早上醒来,看到镜中的自己如此的狼狈,神情涣散,眼睛红红的,求死之心在脑子里成形,不知道该怎么面对当初的梦想,看着杯中昨夜的茶水,黑黑的,内心已经无力,走下床,拿起桌上的水果刀,看着那一半的西瓜,刀尖对着自己的肚子,恐惧,害怕,死亡什么东西,看着床上熟睡的林佳。我有什么资格,一切的爱恨欢愉,每个人都希望被爱,哪怕自己很弱小,在常人面前,也要装作很伟大,高尚,我们要活下去,哪怕明知故答,人的天性,对抗周围的一切。

林子打电话给我,他说,他要回家了,叫我们吃一顿饭,我,林佳,晓雪,就我们四个人,算起时间来,我和林佳认识七年,和林子晓雪认识五年了,算起来时间饶人了,一说走,心里无比的不是滋味,这么多年了,人有几个五年,七年呀。在一起上班,一起玩耍,这么长的时间,什么概念呀。说走就要走了,也许是一辈子都不能在见面了。他说,他父母给他介绍一个女朋友,女方的条件也不错,说是回去相亲,回去就是结婚了,都是爸妈做主。他也不想让爸妈伤心。自己也出来好多年了,也存了一点点钱,回去做一点小生意,或者开一个小的饭店,能够养家就可以了,像我这样人发大财也发不了。老老实实的过日子,爸妈也老了,就我一个儿子。我得养老送终,这是我的责任。回家养兔子,养鱼也可以,据说女方的条件还不错。都是爸妈看着长大的,女的也是在外面打了几年的工。我说,这样就回家相亲结婚。现在离婚的那么多,你们都没有好好的相处,以后怎么生活,她说,没有你那么的复杂,想那么多。
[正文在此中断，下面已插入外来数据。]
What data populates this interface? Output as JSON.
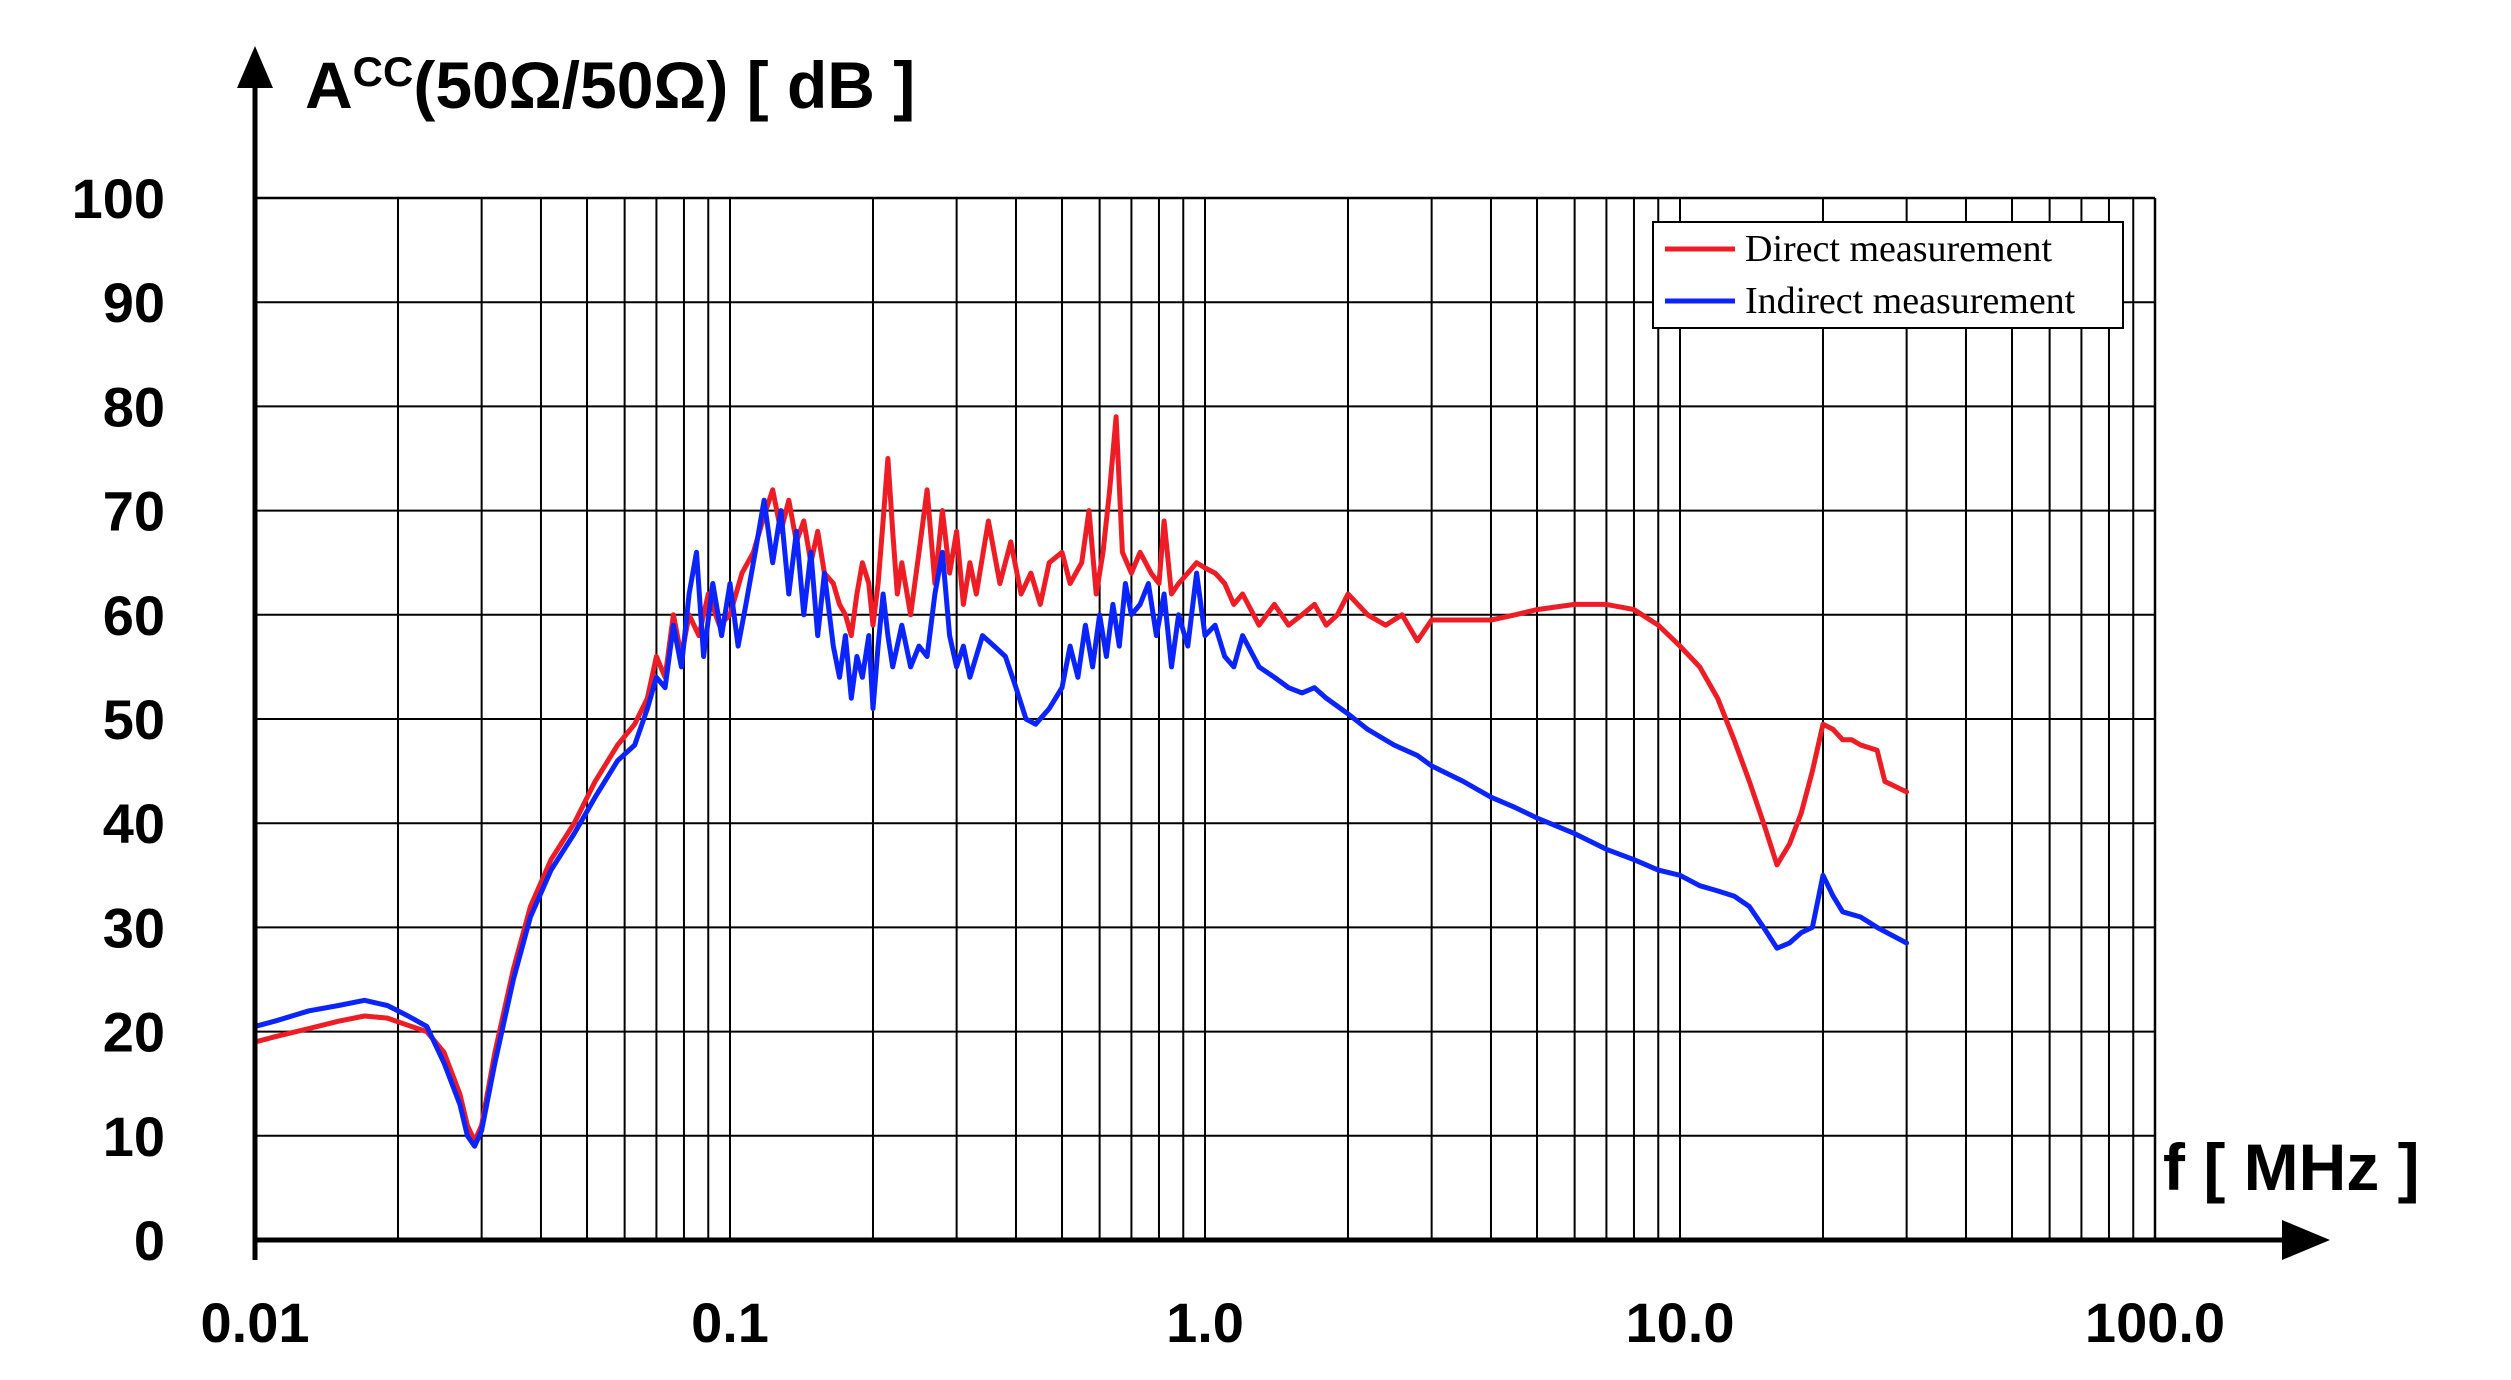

他说,想想这几年在这里的生活,我感觉还是回家的好,我在这里五年,我们的公司发生这么多的事情,公司的门口就有抢劫,杀人,车撞,*,这些活生生的例子,我想我也不适合这里,挣几个钱还可以,想通了,还是回家。我过,想想,能认识你,林佳,晓雪,这辈子也不白活了,外面的世界也有好的一面。也许他适合大多数人的生活。我是少数人之中吧,乡村更适合我。他要回去,谁也拦不住,我,虽然知道这里不适合我,可我已经走出来了,没有回家的路了,没有办法。我很羡慕林子,至少还挣一点钱,可以回家就结婚了,我一分钱都没有,存折都是空空的,看着钱夹里的几张银行卡,有卡,没有钱。他问我,怎么打算,打工不是一辈子的事情,现在林佳又是这样子,你呀真是一个多磨的人,要和林佳就这样过一辈子吗,还是要和晓雪生活在一起,路不要走错了,走错了就是一辈子呀,我说,我能和林佳分手吗,这不是我的性格。他说,你也要考虑你的父母呀,人还是要向生活低头,不是你想怎么样就怎么样的。什么事情都有可能发生。想想,林佳不适合你,你就是被林佳牵着鼻子走呀。这也不能怪你,换做我也不知道怎么选择。林佳的事情也不全是你的责任,都是心甘情愿的,谁也不希望走到这一步,不过,想想,芳还是不错的,虽然有两个孩子的。这也不是她的错。你也不小了。,自己的事情要做主。我也帮不了你的忙,婚姻的事情讲究的是缘分。也许是你的缘分还没到。我回家了,记住我家里的电话,有什么事情给我打电话,你知道的,我在这里有个表哥也是在外面混的。这天晚上,我喝了很多的酒,说了很多的话。我平时很少喝酒,也很好说话。我都不知道我是怎么回家里的,怎么睡觉的,林子的车是下午四点钟,我醒来的时候,就我一个人,林佳也不在,隔壁的晓雪也不再,看看时间三点半了,我打电话给林子,林子说,让我多睡一下,昨晚看见我喝了很多,我说那些都不是理由,林佳晓雪送他就可以了。我穿着拖鞋,没有洗脸,没有漱口,直奔在楼下,打了一辆出租车,我说,司机直接车站。价格都不问,我知道,我要是不去车站,这一辈子都睡不着觉。平时五十块,我直接一百,越快越好,最好十五分钟到达,我喷的关上车门。司机说,没有问题,相信我的技术。车子飞快的转过来,转过去的,我知道他在近路。我的心在车上跳个不停,三点五十分,打了车站。下了车,又是直奔候车室。我看到晓雪,林子,林佳在候车室的门口,林子要上车了,我气喘喘粗粗的跑过去。太不够意思了,林子,你们三个,然我悔恨终生。林子拿着纸巾擦着我额头的汗水,她说,你昨天晚上喝了好多,吐了好多,看到你那个样子,林子说不要叫你了,让你多睡一下。我说,把我当做什么人啦。大厅里传来声音,5次列车要出发了,还有五分钟,请大家上车做好准备,林子的车是5次列车。看着他瘦小的身体,背着行李,提着包包。一个人,就这样回家了,五年了,还没有回家过一次,这次回家就是可能一辈子都不能相见了。我们的眼睛不由得模糊起来。想起自己离开家的情景,自己的父母站在车站,自己从车窗,看着落泪的父母,呆呆的站在那里,我自己都不知道什么时候回去。一下子好羡慕车站的人,大包小包的提着,可以想象回家的心情。。车子都开走了,我们三个人还在站着。好想回家,哪怕自己一无所有。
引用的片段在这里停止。